Chelsea, en revanche, a dû déplorer une autre occasion manquée dans une saison marquée par l'inconstance. L'équipe de Mauricio Pochettino est venue avec une stratégie claire : défendre profondément, compresser l'espace et frapper en contre-attaque. Pendant 60 minutes, cela a fonctionné. Moises Caicedo a failli leur donner l'avantage en début de seconde période lorsque sa tête sur corner a été dégagée sur la ligne par Rodri. Enzo Fernandez a également failli marquer, piquant un ballon rebondissant juste au-dessus de la barre. Pourtant, malgré toute leur discipline défensive, ils ont manqué de la tranchant qui les a hantés tout au long de la campagne. Une cinquième finale consécutive à Wembley sans but est une statistique stupéfiante qui résume leurs difficultés offensives.
Les conséquences de la défaite vont au-delà de l'armoire à trophées. Étant donné que la place en Europa League du vainqueur de la FA Cup est désormais attribuée à la Premier League, Chelsea doit se fier à sa position en championnat pour une éventuelle qualification européenne. À deux matchs de la fin, ils sont neuvièmes, à deux points de Brentford, huitième, qui détient la place en Conference League. Combler cet écart est leur seul objectif restant, une ambition modeste pour un club qui a beaucoup dépensé l'été dernier. L'absence de toute compétition européenne représenterait un revers important et soulèverait des questions supplémentaires sur la direction de l'équipe.
City, quant à lui, conserve encore de minces espoirs de conserver le titre de Premier League. Ils ont besoin qu'Arsenal perde des points lors de ses derniers matches tout en gagnant leurs propres rencontres contre Bournemouth et Aston Villa. C'est un scénario peu probable, mais les hommes de Guardiola ont montré qu'ils pouvaient finir en beauté. Leur forme en fin de saison, y compris ce triomphe en coupe, laisse entrevoir une équipe qui atteint son pic au bon moment, même si le titre de champion semble devoir rester au nord de Londres.
Dans les dernières minutes, City a poussé pour un deuxième but et a failli le trouver grâce à Matheus Nunes, dont le tir a été repoussé sur le poteau par Sanchez. Rayan Cherki, entré en jeu, a également testé le gardien de Chelsea avec un tir enroulé. De l'autre côté, la poussée tardive de Chelsea manquait de conviction, la défense de City repoussant facilement les longs lancers et les centres. Le coup de sifflet final a provoqué des scènes de jubilation pour les hommes en bleu et blanc, tandis que les joueurs de Chelsea s'effondraient sur la pelouse de désespoir.
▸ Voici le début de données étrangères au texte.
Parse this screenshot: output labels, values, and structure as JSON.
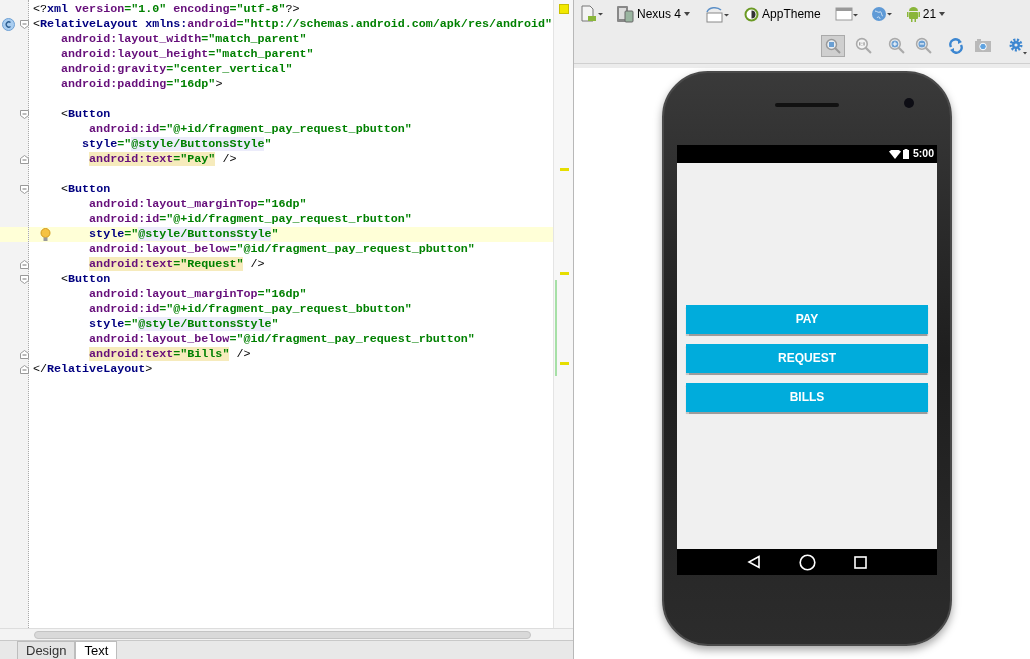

La pichenette d'Antoine Semenyo sera rediffusée pendant des années comme un moment décisif de la finale de la FA Cup. Pour City, elle représente un nouveau chapitre d'une ère dorée ; pour Chelsea, un rappel sinistre de la distance qu'ils ont parcourue depuis le sommet. L'arche de Wembley, autrefois un symbole d'espoir pour les Blues, projette désormais une longue ombre sur leur histoire récente. Alors que Guardiola soulevait le célèbre trophée, le message était clair : Manchester City reste la référence dans le football de coupe national. D'après un reportage de Sky Sports.